Apuesto a que has mirado algo y de pronto quieres ver algo más, quizá cercano a lo primero y pese a la clara idea de tu intención de mirar al segundo objeto tus ojos se vuelven como idiotas, sin alcanzar esa segunda cosa, como si de pronto la distancia fuese tan enorme como para no librarse a golpe de vista, como impedida de su primordial posibilidad desde algo cercano a la voluntad, o indefectiblemente revuelto con ella. De pronto todos supimos que a los osos no les gustaba la nieve de fresas, así tampoco los tiburones entablan amistad con la comida o los cocodrilos malcrían a los mininos, pero el tigre lo supo primero; lo supuso o lo tradujo desde el colectivo de alguna enciclopedia maniquea… a veces el sentido de la vida deambula achacoso entre frases desvaídas de tazas para café. Cuando hay suerte cualquier cacharro arroja verdades eternas. Le gustaba rasgar mis calendarios, sobre todo los meses que empezaban en fin de semana, su idea era que así se garantizaban los descansos. Ya era bueno que lo pensara, pienso. Si tan sólo lo hubiese sabido, quizá hubiera dibujado un calendario donde todos los días son sábados, y sin domingos para evitar el riesgo de llantos. Las regaderas tampoco eran lo suyo, podía sentir a menudo el alegre olor de su sexo; mamífero peligroso y con zarpas de cuero, látex negro o algo de Dorian Gray. Prefería cualquier estanque a las lloviznas deprimentes de veintiséis herrumbrantes orificios, creo hasta odiaba que el agua aquella compartiera la liquidez y el desvencijado sabor de la sangre.

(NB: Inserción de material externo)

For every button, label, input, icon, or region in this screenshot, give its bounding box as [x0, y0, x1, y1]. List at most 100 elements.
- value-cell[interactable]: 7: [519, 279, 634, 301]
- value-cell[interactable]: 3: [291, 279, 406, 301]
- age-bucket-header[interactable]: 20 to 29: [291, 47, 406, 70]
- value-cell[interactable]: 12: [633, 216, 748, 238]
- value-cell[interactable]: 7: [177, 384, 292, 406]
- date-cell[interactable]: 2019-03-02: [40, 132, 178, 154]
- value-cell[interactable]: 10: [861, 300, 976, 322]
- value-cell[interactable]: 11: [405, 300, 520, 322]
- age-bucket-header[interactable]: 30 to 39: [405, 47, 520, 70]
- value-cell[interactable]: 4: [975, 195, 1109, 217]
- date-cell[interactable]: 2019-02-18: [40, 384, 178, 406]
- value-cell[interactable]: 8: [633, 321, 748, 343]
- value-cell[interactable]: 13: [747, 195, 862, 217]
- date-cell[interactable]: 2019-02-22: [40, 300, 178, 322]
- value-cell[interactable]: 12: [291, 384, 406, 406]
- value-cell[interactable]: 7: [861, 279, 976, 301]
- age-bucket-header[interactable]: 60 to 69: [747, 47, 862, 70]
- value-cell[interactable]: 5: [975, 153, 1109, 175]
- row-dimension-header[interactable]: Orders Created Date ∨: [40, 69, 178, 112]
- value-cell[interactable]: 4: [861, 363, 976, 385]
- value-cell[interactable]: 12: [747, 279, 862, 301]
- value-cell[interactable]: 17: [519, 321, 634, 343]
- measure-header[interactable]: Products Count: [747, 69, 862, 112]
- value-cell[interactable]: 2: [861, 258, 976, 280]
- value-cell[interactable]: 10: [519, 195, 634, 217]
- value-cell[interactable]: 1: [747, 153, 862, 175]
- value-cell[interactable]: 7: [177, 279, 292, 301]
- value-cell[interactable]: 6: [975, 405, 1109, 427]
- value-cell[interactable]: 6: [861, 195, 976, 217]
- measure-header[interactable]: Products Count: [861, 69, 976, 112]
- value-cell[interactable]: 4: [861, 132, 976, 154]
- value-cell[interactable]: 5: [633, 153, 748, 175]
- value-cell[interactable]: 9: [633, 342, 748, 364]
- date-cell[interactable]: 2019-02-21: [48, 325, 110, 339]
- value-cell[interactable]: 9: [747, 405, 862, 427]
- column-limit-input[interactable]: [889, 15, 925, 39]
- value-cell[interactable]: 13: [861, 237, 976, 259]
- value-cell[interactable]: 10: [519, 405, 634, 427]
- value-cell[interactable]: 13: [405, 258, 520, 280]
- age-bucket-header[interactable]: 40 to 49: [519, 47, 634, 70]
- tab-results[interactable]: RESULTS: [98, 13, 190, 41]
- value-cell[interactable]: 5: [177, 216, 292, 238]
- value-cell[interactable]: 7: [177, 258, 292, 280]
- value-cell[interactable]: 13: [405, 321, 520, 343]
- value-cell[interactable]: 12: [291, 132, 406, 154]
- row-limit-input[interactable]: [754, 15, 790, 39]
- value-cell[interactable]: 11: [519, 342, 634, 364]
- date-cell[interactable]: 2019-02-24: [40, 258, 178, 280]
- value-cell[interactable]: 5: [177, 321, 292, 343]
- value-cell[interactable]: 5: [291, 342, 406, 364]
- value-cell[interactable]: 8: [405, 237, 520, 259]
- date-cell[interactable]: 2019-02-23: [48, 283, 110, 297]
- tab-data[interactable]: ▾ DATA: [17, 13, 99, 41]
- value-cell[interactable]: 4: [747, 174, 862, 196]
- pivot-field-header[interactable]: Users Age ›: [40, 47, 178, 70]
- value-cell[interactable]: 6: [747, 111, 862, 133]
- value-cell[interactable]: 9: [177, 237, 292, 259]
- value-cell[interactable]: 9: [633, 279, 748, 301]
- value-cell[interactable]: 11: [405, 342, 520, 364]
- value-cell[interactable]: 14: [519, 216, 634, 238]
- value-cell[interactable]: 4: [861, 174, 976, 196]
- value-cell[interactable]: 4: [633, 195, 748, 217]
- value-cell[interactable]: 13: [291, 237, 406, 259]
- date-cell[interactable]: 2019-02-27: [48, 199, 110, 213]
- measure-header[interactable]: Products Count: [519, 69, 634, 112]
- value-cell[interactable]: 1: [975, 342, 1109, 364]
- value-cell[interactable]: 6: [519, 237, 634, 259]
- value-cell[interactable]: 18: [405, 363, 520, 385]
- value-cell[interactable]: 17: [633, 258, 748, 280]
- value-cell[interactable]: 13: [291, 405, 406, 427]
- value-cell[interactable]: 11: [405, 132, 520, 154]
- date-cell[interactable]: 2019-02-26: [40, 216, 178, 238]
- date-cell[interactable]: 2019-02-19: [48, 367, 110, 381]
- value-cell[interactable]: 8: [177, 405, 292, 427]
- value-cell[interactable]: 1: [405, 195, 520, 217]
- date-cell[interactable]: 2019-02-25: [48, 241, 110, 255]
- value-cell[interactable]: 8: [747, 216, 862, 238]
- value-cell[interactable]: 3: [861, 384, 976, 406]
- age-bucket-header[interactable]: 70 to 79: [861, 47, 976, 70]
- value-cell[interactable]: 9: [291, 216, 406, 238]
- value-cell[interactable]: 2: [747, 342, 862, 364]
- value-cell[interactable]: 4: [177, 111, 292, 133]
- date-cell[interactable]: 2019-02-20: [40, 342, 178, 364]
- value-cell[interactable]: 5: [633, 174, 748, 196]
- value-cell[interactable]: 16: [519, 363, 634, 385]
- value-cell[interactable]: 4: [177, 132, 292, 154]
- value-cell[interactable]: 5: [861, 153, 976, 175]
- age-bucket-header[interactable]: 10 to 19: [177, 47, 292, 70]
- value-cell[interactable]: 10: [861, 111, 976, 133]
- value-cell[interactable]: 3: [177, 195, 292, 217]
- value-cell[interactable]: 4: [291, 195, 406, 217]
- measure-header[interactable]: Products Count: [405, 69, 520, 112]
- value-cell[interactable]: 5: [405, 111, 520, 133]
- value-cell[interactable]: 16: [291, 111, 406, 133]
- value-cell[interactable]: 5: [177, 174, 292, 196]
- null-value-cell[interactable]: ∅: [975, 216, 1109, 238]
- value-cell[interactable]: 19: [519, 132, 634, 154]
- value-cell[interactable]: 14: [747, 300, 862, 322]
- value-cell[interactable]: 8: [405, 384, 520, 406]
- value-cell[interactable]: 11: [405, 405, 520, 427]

No pudo ver un desfile completo sin perder la cabeza, y a decir verdad, ninguno pudo. Yo recuerdo la mía girando entre patadas de más de una ocasión. La ebriedad fue lo de menos en la embriaguez de esas tardes tan asquerosamente abundantes de sol. Los boletos del taxi se burlaban siempre, siempre siempre como sonriendo sucios desde sus números, una especie de grotesca y malsana lotería donde las apuestas iban todas contra uno. Y el tigre se iba, se montaba en el taxi, y uno miraba pero no quería ver, y los ojos mentían o debían hacerlo; el tigre no puede irse, no debe, ¡no debía! El tigre gira una muñeca y no la ve uno. Contesta, pero ya no la ve. El tigre pierde su forma, y el suspiro que se la lleva no le deja a uno ni el olor. A mordiscos se traga uno la tarde y con ella una que otra migaja que ya luego se escupirá recuerdo. El golpe llega por detrás. Cara contra el suelo, se la sabe encima, pero nunca se la ve. Se desconocen totalmente sus asfixiantes y tercos y hermosos ojos.

Comentarios

  1. Wow... Muy padre, me encantó tu escrito amigo... Y más esta frase: " a veces el sentido de la vida deambula achacoso entre frases desvaídas de tazas para café. Cuando hay suerte cualquier cacharro arroja verdades eternas". Muy bueno. Espero poder leer más escritos de ti.